George and Ohio native Mary A. (b. 1842) eventually married. They had at least four children: Emily (b. 1863), Walter (b. 1867), Andrew (b. 1870) and Franklin O. (b. 1876).
George was absent sick in the hospital from October through December of 1862, and discharged on December 22, 1862, at the Patent Office hospital, Washington, DC for “chronic diarrhea, great emaciation and debility contracted in service.”
He listed Lowell, Kent County as his mailing address on his discharge paper, and returned to Michigan after he left the army.
In 1863 he applied for and received a pension (no. 401872).

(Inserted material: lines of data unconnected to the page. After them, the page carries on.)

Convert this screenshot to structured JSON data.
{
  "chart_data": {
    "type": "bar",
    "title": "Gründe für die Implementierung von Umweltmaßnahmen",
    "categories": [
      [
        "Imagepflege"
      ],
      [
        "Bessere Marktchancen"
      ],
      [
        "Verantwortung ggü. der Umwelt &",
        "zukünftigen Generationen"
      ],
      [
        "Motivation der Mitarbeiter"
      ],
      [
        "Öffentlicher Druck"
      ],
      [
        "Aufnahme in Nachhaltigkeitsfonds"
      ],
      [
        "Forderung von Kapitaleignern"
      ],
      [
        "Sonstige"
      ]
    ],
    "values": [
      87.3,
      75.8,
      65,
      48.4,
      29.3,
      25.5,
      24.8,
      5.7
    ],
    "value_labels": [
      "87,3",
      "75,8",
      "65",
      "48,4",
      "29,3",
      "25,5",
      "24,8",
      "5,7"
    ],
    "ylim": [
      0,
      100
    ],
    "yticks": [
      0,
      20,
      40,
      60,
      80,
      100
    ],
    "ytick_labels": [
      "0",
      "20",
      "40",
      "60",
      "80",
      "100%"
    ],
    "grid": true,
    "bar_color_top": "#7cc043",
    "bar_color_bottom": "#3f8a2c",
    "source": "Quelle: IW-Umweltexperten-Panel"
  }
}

George apparently reentered the service for one year as a Private on February 9, 1865, in Company I, Tenth Michigan cavalry. (Curiously, so did Charles D. Harris, who also served in the Old Third and who was also from the vicinity of Lowell before the war. See above.) George joined the regiment on March 16 at Knoxville, Tennessee, and was mustered out with the regiment on November 11, 1865, at Memphis, Tennessee.
George again returned to Michigan after the war, and in 1867-68 he may have been working as a shoemaker for H. G. Porter, and living on the west side of Greenwich between Fulton and Louis Streets in Grand Rapids. George was working as a boot-maker and living with his wife and three children in Nelson, Kent County in 1870. He was working as a Baptist minister and living with his family in Mundy, Genesee County in 1880 and living in Grand Rapids in 1882 when he attended the annual Old Third Infantry association in December. In fact he was a charter member of the Michigan Association of Survivors of Southern Prisons, and a member of the Old Third Michigan Infantry Association. He was also a member of the Michigan Association of Ex-Prisoners of War.
By 1888 he was residing in Bannister, Gratiot County, and by 1890 he was living in Elba, Bannister Township. Toward the end of his life he was living in or near Ashley, Gratiot County, where in 1900 he served as pastor of the Ashley Baptist Church. He was also a member of the GAR Kirby Post No. 323 in Ashley.
He was married a second time to one Fanny M.
George died on September 14, 1913, in Ashley, and was buried in North Star cemetery.
In 1914 his widow was still living in Michigan when she applied for and received a pension (no. 837461).